In dozens of court records examined by Reuters, the identity of those identified as “cooperating patriots,” “witnesses” or “informers” is not disclosed, purportedly to protect family ties or out of fear of repercussions.

“This prevents the defense from interrogating this person in trial to verify their statements and contrast them with reality,” Haro said.

Haro and other lawyers who have represented defendants in these cases say the use of anonymous informers is illegal because Venezuelan law stipulates that denunciations must be accompanied by full identification of the accuser.

Exceptions are allowed for undercover operations linked to organized crime or terrorism, but no charges in those categories were among the cases reviewed by Reuters.

Undercover agents must belong to the state’s security groups, a requirement not met by some of the informers, lawyers say.

“The cooperating patriot is a nefarious figure for democracy,” said Alejandro Salinas, a Chilean lawyer and author of the 2015 report “Venezuela: The Sunset of Rule of Law” published by the Geneva-based rights group International Commission of Jurists.

Local campaign groups, like Fundeci and Penal Forum, now defend those accused by “patriots” free of charge.

‘LOVE IN THE TIME OF PROTESTS’

During an all-night protest in April 2014, a group of intelligence agents was dispatched to the Caracas apartment of poet Balvina Munoz.

The armed agents first rang the bell, and when they received no answer, started pounding on the door until a startled Munoz, in a bath robe, opened.

“Give me the book!” one officer yelled, according to Munoz’s lawyer. “The one you’re writing ... give it to me!”

Munoz was writing a book about the lives of young demonstrators called “Love in the time of Protests,” a wink to Colombian novelist Gabriel Garcia Marquez’s book “Love in the Time of Cholera.”

Accused of “instigating terrorism and social hate,” Munoz, a mother of two, was locked up during 11 months in a women’s prison on the outskirts of Caracas before being granted house arrest last March.

Weeks before her detention, Munoz had grown close to a fellow demonstrator, newly-arrived at the protesters’ camp, and had told her about the book.
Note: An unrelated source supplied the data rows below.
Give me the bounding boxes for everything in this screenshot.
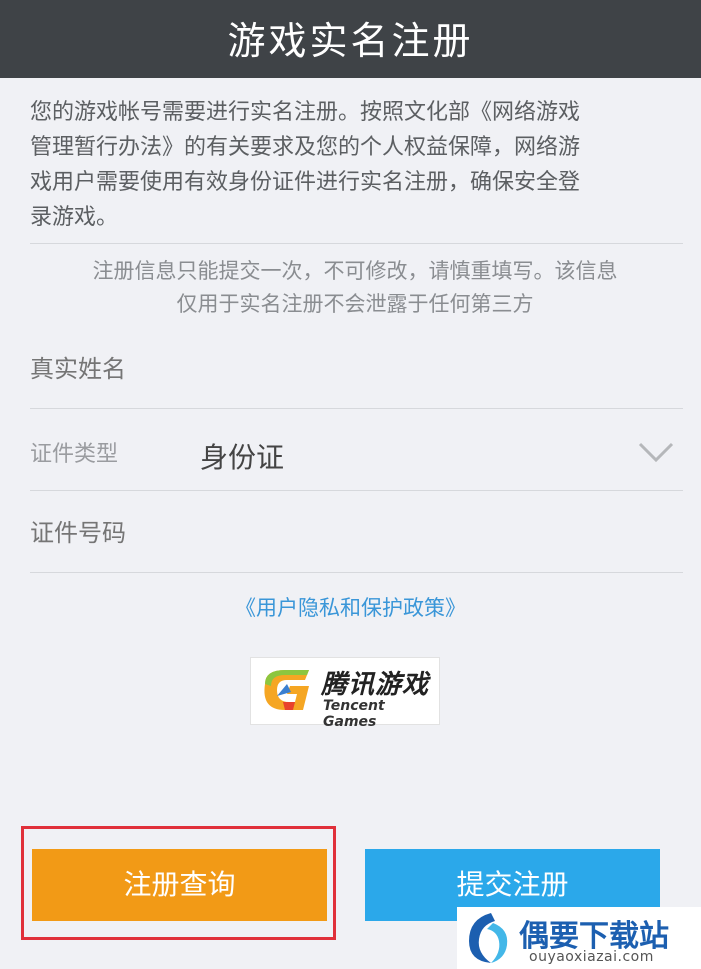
id-number-input[interactable] xyxy=(28,512,672,554)
logo-chinese-text: 腾讯游戏 xyxy=(321,670,430,700)
tencent-games-icon xyxy=(264,670,309,710)
divider xyxy=(30,408,683,409)
page-title: 游戏实名注册 xyxy=(227,19,474,63)
id-type-label: 证件类型 xyxy=(30,442,119,467)
id-type-select[interactable] xyxy=(30,420,683,490)
divider xyxy=(30,490,683,491)
divider xyxy=(30,572,683,573)
watermark-url-text: ouyaoxiazai.com xyxy=(529,949,654,965)
divider xyxy=(30,243,683,244)
chevron-down-icon[interactable] xyxy=(636,438,676,468)
intro-line: 管理暂行办法》的有关要求及您的个人权益保障，网络游 xyxy=(30,135,581,160)
intro-line: 戏用户需要使用有效身份证件进行实名注册，确保安全登 xyxy=(30,170,581,195)
logo-english-text: Tencent Games xyxy=(323,698,385,730)
intro-line: 您的游戏帐号需要进行实名注册。按照文化部《网络游戏 xyxy=(30,100,581,125)
id-type-value: 身份证 xyxy=(200,441,285,474)
intro-text: 您的游戏帐号需要进行实名注册。按照文化部《网络游戏 管理暂行办法》的有关要求及您… xyxy=(30,95,675,235)
privacy-policy-link[interactable]: 《用户隐私和保护政策》 xyxy=(0,592,701,622)
watermark: 偶要下载站 ouyaoxiazai.com xyxy=(457,907,701,969)
highlight-box xyxy=(21,826,336,940)
header-bar: 游戏实名注册 xyxy=(0,0,701,78)
real-name-input[interactable] xyxy=(28,348,672,390)
notice-line: 注册信息只能提交一次，不可修改，请慎重填写。该信息 xyxy=(92,259,618,283)
intro-line: 录游戏。 xyxy=(30,205,119,230)
notice-text: 注册信息只能提交一次，不可修改，请慎重填写。该信息 仅用于实名注册不会泄露于任何… xyxy=(30,255,680,321)
tencent-games-logo: 腾讯游戏 Tencent Games xyxy=(250,657,440,730)
notice-line: 仅用于实名注册不会泄露于任何第三方 xyxy=(176,292,534,316)
watermark-logo-icon xyxy=(469,913,508,963)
The young woman stopped going to the camp after Munoz’s detention, and Munoz’s family subsequently matched her name to a policewoman.
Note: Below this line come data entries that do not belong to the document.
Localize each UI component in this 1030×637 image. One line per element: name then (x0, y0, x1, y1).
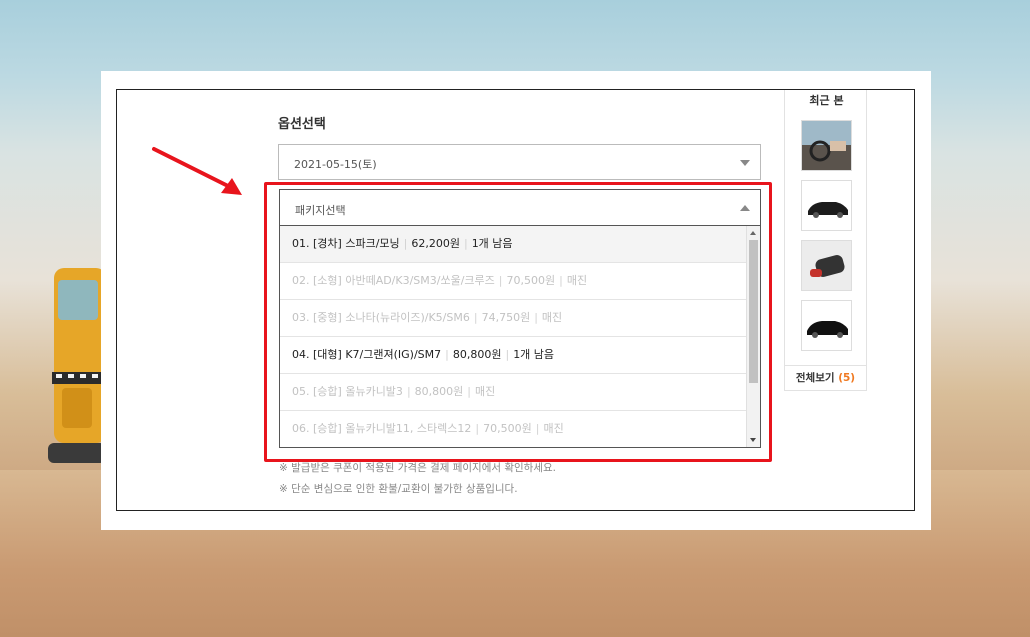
refund-notice: ※ 단순 변심으로 인한 환불/교환이 불가한 상품입니다. (279, 483, 518, 495)
recent-item-thumbnail[interactable] (801, 180, 852, 231)
driving-photo-image (802, 121, 851, 170)
coupon-notice: ※ 발급받은 쿠폰이 적용된 가격은 결제 페이지에서 확인하세요. (279, 462, 556, 474)
car-key-image (802, 241, 851, 290)
black-sedan-image (802, 181, 851, 230)
recently-viewed-panel: 최근 본 (784, 90, 867, 390)
recent-item-thumbnail[interactable] (801, 300, 852, 351)
view-all-button[interactable]: 전체보기 (5) (784, 365, 867, 391)
date-select-value: 2021-05-15(토) (294, 158, 377, 171)
black-sedan-image (802, 301, 851, 350)
red-arrow-annotation (152, 147, 242, 195)
toy-car-image (48, 268, 106, 463)
red-highlight-box (264, 182, 772, 462)
recent-item-thumbnail[interactable] (801, 120, 852, 171)
recent-item-thumbnail[interactable] (801, 240, 852, 291)
view-all-count: (5) (838, 372, 856, 384)
view-all-label: 전체보기 (795, 372, 835, 384)
date-select[interactable]: 2021-05-15(토) (278, 144, 761, 180)
recently-viewed-title: 최근 본 (809, 94, 844, 107)
dropdown-caret-down-icon (740, 160, 750, 166)
option-section-title: 옵션선택 (278, 117, 326, 132)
Socialist Party No. 2 Diosdado Cabello always ends his weekly TV show “Bashing With The Bludgeon” with a section broadcasting reports the “patriots” compile about opposition politicians, activists and journalists.

“To be a ‘cooperating patriot’ you have to have solid moral principles, love for the fatherland, and loyalty toward the President of the Republic and the supreme commander Hugo Chavez,” he said in one episode last year, reading a letter from an alleged association of “cooperating patriots.”
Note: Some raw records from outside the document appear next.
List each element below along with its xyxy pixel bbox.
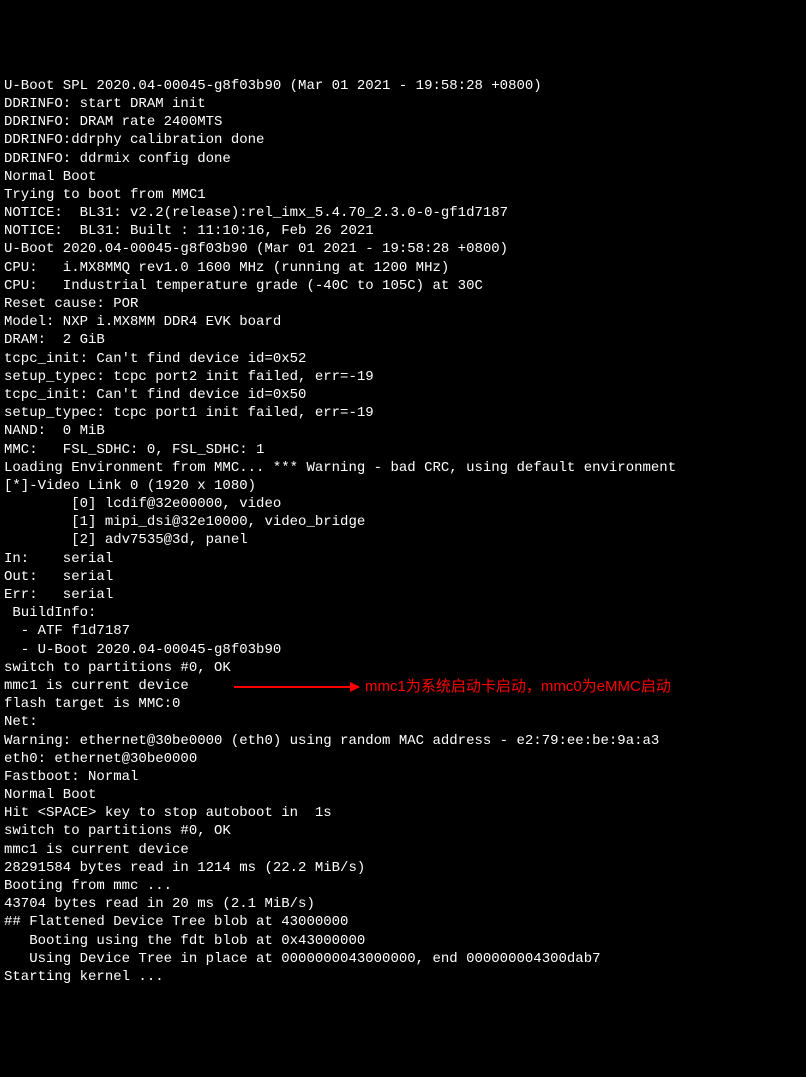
terminal-line: DDRINFO: DRAM rate 2400MTS [4,113,802,131]
terminal-line: U-Boot SPL 2020.04-00045-g8f03b90 (Mar 0… [4,77,802,95]
terminal-line: setup_typec: tcpc port2 init failed, err… [4,368,802,386]
terminal-line: NOTICE: BL31: v2.2(release):rel_imx_5.4.… [4,204,802,222]
terminal-output: U-Boot SPL 2020.04-00045-g8f03b90 (Mar 0… [4,77,802,986]
terminal-line: [*]-Video Link 0 (1920 x 1080) [4,477,802,495]
terminal-line: NOTICE: BL31: Built : 11:10:16, Feb 26 2… [4,222,802,240]
terminal-line: Booting from mmc ... [4,877,802,895]
terminal-line: CPU: i.MX8MMQ rev1.0 1600 MHz (running a… [4,259,802,277]
terminal-line: Net: [4,713,802,731]
terminal-line: tcpc_init: Can't find device id=0x52 [4,350,802,368]
terminal-line: switch to partitions #0, OK [4,822,802,840]
terminal-line: DDRINFO: ddrmix config done [4,150,802,168]
terminal-line: Reset cause: POR [4,295,802,313]
terminal-line: Hit <SPACE> key to stop autoboot in 1s [4,804,802,822]
terminal-line: switch to partitions #0, OK [4,659,802,677]
terminal-line: Using Device Tree in place at 0000000043… [4,950,802,968]
terminal-line: 43704 bytes read in 20 ms (2.1 MiB/s) [4,895,802,913]
annotated-line: mmc1 is current devicemmc1为系统启动卡启动，mmc0为… [4,677,802,695]
terminal-line: Trying to boot from MMC1 [4,186,802,204]
terminal-line: Model: NXP i.MX8MM DDR4 EVK board [4,313,802,331]
terminal-line: tcpc_init: Can't find device id=0x50 [4,386,802,404]
terminal-line: [1] mipi_dsi@32e10000, video_bridge [4,513,802,531]
terminal-line: mmc1 is current device [4,841,802,859]
terminal-line: flash target is MMC:0 [4,695,802,713]
terminal-line: Out: serial [4,568,802,586]
arrow-icon [234,686,359,688]
terminal-line: Normal Boot [4,168,802,186]
terminal-line: Loading Environment from MMC... *** Warn… [4,459,802,477]
terminal-line: ## Flattened Device Tree blob at 4300000… [4,913,802,931]
terminal-line: BuildInfo: [4,604,802,622]
terminal-line: setup_typec: tcpc port1 init failed, err… [4,404,802,422]
terminal-line: CPU: Industrial temperature grade (-40C … [4,277,802,295]
terminal-line: - U-Boot 2020.04-00045-g8f03b90 [4,641,802,659]
terminal-line: 28291584 bytes read in 1214 ms (22.2 MiB… [4,859,802,877]
terminal-line: - ATF f1d7187 [4,622,802,640]
terminal-line: Warning: ethernet@30be0000 (eth0) using … [4,732,802,750]
terminal-line: NAND: 0 MiB [4,422,802,440]
terminal-line: Fastboot: Normal [4,768,802,786]
terminal-line: Normal Boot [4,786,802,804]
terminal-line: MMC: FSL_SDHC: 0, FSL_SDHC: 1 [4,441,802,459]
terminal-line: Starting kernel ... [4,968,802,986]
terminal-line: [2] adv7535@3d, panel [4,531,802,549]
terminal-line: U-Boot 2020.04-00045-g8f03b90 (Mar 01 20… [4,240,802,258]
annotation-text: mmc1为系统启动卡启动，mmc0为eMMC启动 [365,677,671,697]
terminal-line: DRAM: 2 GiB [4,331,802,349]
terminal-line: DDRINFO:ddrphy calibration done [4,131,802,149]
terminal-line: In: serial [4,550,802,568]
terminal-line: Booting using the fdt blob at 0x43000000 [4,932,802,950]
terminal-line: Err: serial [4,586,802,604]
terminal-line: [0] lcdif@32e00000, video [4,495,802,513]
terminal-line: DDRINFO: start DRAM init [4,95,802,113]
terminal-line: eth0: ethernet@30be0000 [4,750,802,768]
annotation-callout: mmc1为系统启动卡启动，mmc0为eMMC启动 [234,677,671,697]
Alleged informers with names like “the judoka,” “coconut water,” or “global patriot” supply recordings on tapped phones, videos, photos and documents about anti-government figures.

Opposition lawmakers recently won a majority in the National Assembly and have vowed to push through an amnesty law to free political prisoners, including the dozens of people detained with information provided by “cooperating patriots.”

But the government plans to block the effort and activists say many people have already been intimidated into silence.

“If you start to suspect everything you say could end up used against you, not only are you going to be scared of marching or protesting but also of talking with your neighbors,” said the retired pilot’s daughter, Lissette.